Educational programs designed for individuals with hearing impairment are appropriate.

Prevention of Primary Manifestations

For individuals with TS-NSAN:

  • Prevent febrile episodes.
  • Avoid the level of exercise and/or ambient conditions that would cause body temperature to rise.
  • Treat febrile episodes as quickly as possible to return body temperature to normal.
  • Educate individuals and their caregivers that the onset of hearing loss may be the first sign of a pyretic/infectious event requiring treatment [Starr et al 1998]. Appropriate precautions including avoidance of potentially dangerous or noisy situations should be encouraged.

Surveillance

For individuals with nonsyndromic bilateral congenital hearing loss:

  • Examine semiannually or annually by a physician familiar with hereditary hearing impairment.
  • Repeat audiometry initially every three to six months to determine whether hearing loss is progressive.

Agents/Circumstances to Avoid

Individuals with TS-NSAN. Avoid excessive body temperatures when possible. Follow-up studies have not demonstrated the success of preventative measures as an effective long-term treatment.
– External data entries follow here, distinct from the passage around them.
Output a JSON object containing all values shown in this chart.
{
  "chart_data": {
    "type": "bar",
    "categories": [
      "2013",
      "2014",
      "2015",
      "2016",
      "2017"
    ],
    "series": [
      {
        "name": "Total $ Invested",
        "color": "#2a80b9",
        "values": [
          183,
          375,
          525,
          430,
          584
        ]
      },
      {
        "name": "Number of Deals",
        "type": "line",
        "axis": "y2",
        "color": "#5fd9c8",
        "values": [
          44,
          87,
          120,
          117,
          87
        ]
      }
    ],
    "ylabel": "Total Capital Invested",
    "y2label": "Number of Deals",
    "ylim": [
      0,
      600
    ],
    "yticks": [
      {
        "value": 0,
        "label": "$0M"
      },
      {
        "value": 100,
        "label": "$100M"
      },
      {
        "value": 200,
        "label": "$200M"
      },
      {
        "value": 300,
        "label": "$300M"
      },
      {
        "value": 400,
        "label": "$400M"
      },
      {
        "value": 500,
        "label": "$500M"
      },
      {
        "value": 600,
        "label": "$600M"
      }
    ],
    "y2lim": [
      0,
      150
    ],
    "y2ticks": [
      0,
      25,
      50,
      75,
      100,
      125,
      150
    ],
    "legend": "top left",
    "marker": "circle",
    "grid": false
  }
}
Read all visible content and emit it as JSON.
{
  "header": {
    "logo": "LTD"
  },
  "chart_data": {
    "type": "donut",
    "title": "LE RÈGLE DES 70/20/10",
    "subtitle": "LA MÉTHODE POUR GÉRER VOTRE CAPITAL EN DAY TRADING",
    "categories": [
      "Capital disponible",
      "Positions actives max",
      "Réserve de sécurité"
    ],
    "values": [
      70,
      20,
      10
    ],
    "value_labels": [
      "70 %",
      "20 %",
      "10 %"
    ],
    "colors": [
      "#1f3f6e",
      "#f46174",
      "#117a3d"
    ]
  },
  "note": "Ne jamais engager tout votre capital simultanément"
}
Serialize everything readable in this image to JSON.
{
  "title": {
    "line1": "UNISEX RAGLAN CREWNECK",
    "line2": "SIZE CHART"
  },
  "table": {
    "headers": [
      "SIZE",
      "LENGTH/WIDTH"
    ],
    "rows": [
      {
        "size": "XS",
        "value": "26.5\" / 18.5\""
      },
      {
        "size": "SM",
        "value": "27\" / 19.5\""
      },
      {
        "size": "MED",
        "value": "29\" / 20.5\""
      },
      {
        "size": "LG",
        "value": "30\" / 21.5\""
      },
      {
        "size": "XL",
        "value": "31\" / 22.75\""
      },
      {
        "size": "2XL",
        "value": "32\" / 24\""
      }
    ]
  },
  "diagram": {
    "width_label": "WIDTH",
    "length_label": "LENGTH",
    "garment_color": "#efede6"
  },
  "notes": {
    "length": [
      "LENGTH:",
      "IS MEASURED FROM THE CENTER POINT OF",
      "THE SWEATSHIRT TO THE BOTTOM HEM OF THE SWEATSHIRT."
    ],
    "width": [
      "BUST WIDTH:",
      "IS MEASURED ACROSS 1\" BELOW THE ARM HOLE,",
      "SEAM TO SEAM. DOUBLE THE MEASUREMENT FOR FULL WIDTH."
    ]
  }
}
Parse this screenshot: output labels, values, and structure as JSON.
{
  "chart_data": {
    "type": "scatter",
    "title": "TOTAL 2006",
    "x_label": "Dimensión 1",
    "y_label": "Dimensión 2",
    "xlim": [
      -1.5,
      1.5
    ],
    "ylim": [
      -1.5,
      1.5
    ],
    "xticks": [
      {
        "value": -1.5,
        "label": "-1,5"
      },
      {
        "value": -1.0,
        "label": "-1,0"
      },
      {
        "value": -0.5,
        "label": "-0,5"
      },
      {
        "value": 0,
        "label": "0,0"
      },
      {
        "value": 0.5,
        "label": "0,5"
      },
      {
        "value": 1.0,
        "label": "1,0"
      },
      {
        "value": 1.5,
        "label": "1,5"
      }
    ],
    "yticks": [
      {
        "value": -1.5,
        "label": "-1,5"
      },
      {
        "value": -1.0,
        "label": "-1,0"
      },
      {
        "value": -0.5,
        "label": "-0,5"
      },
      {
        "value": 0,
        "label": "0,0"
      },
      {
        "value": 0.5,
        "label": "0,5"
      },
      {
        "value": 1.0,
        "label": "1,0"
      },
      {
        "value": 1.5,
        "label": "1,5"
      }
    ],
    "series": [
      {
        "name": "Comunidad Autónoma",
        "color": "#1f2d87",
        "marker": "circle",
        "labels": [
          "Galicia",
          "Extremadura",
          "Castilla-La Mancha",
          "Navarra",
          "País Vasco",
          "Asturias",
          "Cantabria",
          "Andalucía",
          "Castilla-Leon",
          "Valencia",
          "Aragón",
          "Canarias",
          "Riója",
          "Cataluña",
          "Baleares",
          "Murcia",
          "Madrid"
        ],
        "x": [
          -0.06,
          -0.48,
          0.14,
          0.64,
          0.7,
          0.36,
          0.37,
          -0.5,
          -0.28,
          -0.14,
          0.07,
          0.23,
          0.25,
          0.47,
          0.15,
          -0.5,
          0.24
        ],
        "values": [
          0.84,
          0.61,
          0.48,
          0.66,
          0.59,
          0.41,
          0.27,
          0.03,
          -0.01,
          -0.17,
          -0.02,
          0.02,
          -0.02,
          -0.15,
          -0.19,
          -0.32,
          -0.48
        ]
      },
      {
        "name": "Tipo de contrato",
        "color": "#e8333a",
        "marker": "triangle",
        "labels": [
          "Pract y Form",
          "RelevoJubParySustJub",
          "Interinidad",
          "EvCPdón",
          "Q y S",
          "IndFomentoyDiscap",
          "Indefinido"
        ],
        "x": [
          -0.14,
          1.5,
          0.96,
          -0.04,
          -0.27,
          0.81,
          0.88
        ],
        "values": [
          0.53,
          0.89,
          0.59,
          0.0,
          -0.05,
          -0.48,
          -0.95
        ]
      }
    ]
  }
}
Evaluation of Relatives at Risk

It is appropriate to clarify the genetic status of apparently asymptomatic sibs of a proband shortly after birth by molecular genetic testing of the OTOF deafness-related variants found in the proband so that appropriate early support and management can be provided to the child and family.

See Genetic Counseling for issues related to testing of at-risk relatives for genetic counseling purposes.

Therapies Under Investigation

Search ClinicalTrials.gov in the US and EU Clinical Trials Register in Europe for access to information on clinical studies for a wide range of conditions. Note: There may not be clinical trials for this condition.